The challenge for the next decade will be to bring biomarkers into the clinic in ways that are efficient and practical. Circulating miRNA expression profiles, not single or couples of miRNAs, that constitute the fingerprint of physiological or pathological conditions, have the potential to overcome the limitations of single blood-based biomarkers in clinical use so far, and may strongly impact early cancer diagnosis. Here we report an experimental design that allows one to identify a panel of circulating miRNAs deregulated in subjects who developed lung cancer during LDCT screening trials compared to disease-free heavy smokers. Of interest, the analytical approach described, based on the reciprocal levels of miRNAs (miRNA ratios), is appealing since it allows one to bypass the issue of data normalization using controversial “housekeeping” miRNAs and proved to be more informative on the disease status rather than absolute levels of individual miRNAs.

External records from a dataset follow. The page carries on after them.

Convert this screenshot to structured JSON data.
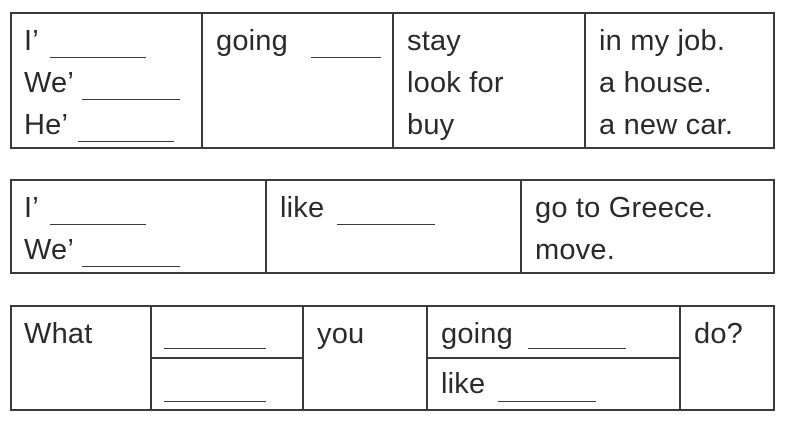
{
  "table1": {
    "col1": [
      "I’",
      "We’",
      "He’"
    ],
    "col2": "going",
    "col3": [
      "stay",
      "look for",
      "buy"
    ],
    "col4": [
      "in my job.",
      "a house.",
      "a new car."
    ]
  },
  "table2": {
    "col1": [
      "I’",
      "We’"
    ],
    "col2": "like",
    "col3": [
      "go to Greece.",
      "move."
    ]
  },
  "table3": {
    "col1": "What",
    "col3": "you",
    "col4_top": "going",
    "col4_bottom": "like",
    "col5": "do?"
  }
}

Our preliminary results [39] showed that specific miRNAs and miRNA ratios were also able to discriminate patient plasma samples when the LDCT was still negative. We reasoned that such circulating biomarkers would not derive exclusively from tumor tissue, but rather from a lung environment that may favor tumor development. Based on these considerations, we preferred a high-throughput miRNA screening rather than a tumor-driven approach. In addition, the multi-step validation process, first on a small validation set using a different methodological approach such as the single assay quantitative Real Time PCR, and afterwards in a enlarged validation set using custom miRNA microfluidic cards, confirmed the great potential of miRNA biomarkers, as well as their reproducibility and reliability. At the moment, functional studies using proper in vitro and in vivo models are ongoing in order to better understand if these circulating miRNAs have a functional role in lung cancer.

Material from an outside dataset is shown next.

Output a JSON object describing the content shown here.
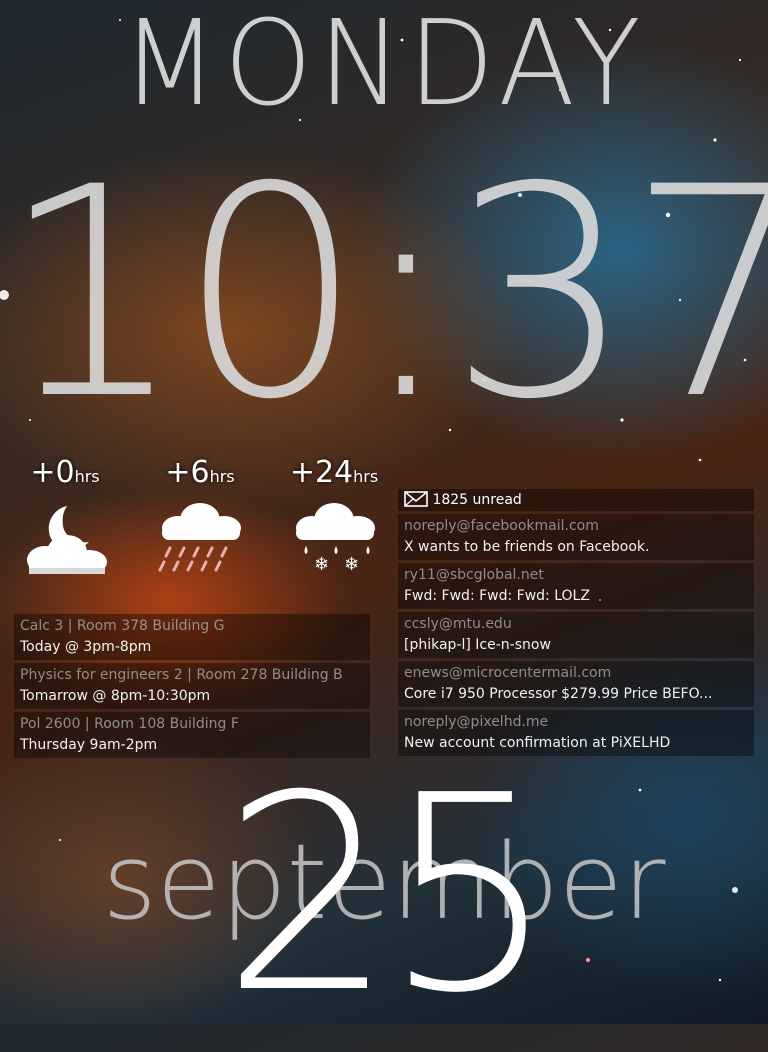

The technical approach proposed is based on molecular assays with high performance and sensitivity. For this reason, when this strategy has to be applied on blood-derived samples, such as plasma and serum, pre-analytical and analytical aspects should be carefully evaluated. The haemolysis of blood samples is the first issue that should be considered, given that low-level haemolysis is a frequently occurring event during plasma collection that can influence the measurement of any candidate miRNA biomarker also expressed by red blood cells. Our study identified a miRNA signature able to detect slight levels of haemolysis, that avoids having results affected by unspecific release of miRNAs.

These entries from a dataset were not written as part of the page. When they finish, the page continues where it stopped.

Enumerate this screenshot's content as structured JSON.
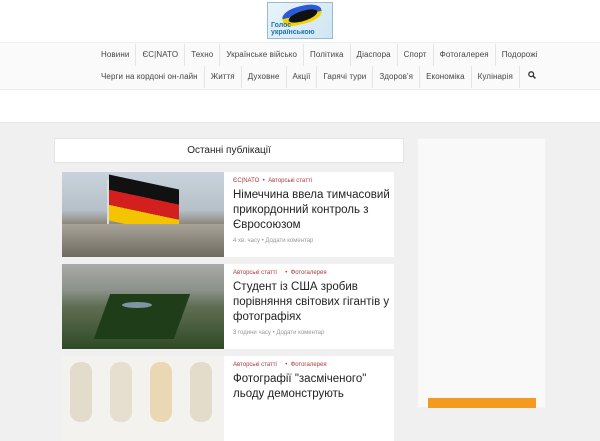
{
  "logo": {
    "text": "Голос українською"
  },
  "nav": {
    "row1": [
      "Новини",
      "ЄС|NATO",
      "Техно",
      "Українське військо",
      "Політика",
      "Діаспора",
      "Спорт",
      "Фотогалерея",
      "Подорожі"
    ],
    "row2": [
      "Черги на кордоні он-лайн",
      "Життя",
      "Духовне",
      "Акції",
      "Гарячі тури",
      "Здоров'я",
      "Економіка",
      "Кулінарія"
    ],
    "search_icon": "search-icon"
  },
  "main": {
    "heading": "Останні публікації",
    "posts": [
      {
        "cats": "ЄС|NATO  •  Авторські статті",
        "title": "Німеччина ввела тимчасовий прикордонний контроль з Євросоюзом",
        "meta": "4 хв. часу  •  Додати коментар"
      },
      {
        "cats": "Авторські статті     •  Фотогалерея",
        "title": "Студент із США зробив порівняння світових гігантів у фотографіях",
        "meta": "3 години часу  •  Додати коментар"
      },
      {
        "cats": "Авторські статті     •  Фотогалерея",
        "title": "Фотографії \"засміченого\" льоду демонструють",
        "meta": ""
      }
    ]
  },
  "colors": {
    "accent": "#b0393b",
    "sidebar_bar": "#f39b20"
  }
}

A further concern is the effect of storage on miRNA levels. By studying a large series of samples collected during a LDCT screening trial, we found that the miRNA expression values in plasma samples collected in different years of the screening program have different expression ranges. Thus, we suggest that for class comparison studies case and controls series with a similar period of storage have to be compared and in prospective studies miRNA ratio cut-offs must be checked on freshly collected plasma samples.

Despite these considerations, we believe that circulating miRNAs have great potential as molecular markers in cancer diagnosis and prognosis, since deregulation of these molecules is detectable up to two years before the diagnosis with imaging tools is possible. Moreover, the analytical approach proposed and the use of a simply and conventional technique such as the RT-PCR, improve the feasibility of using miRNAs as circulating biomarkers. We have reported here a validated method for biomarker discovery in plasma samples of lung cancer patients and heavy smoker controls, that given its reproducibility and robustness, could also be potentially applied for the identification of diagnostic circulating miRNAs in other diseases.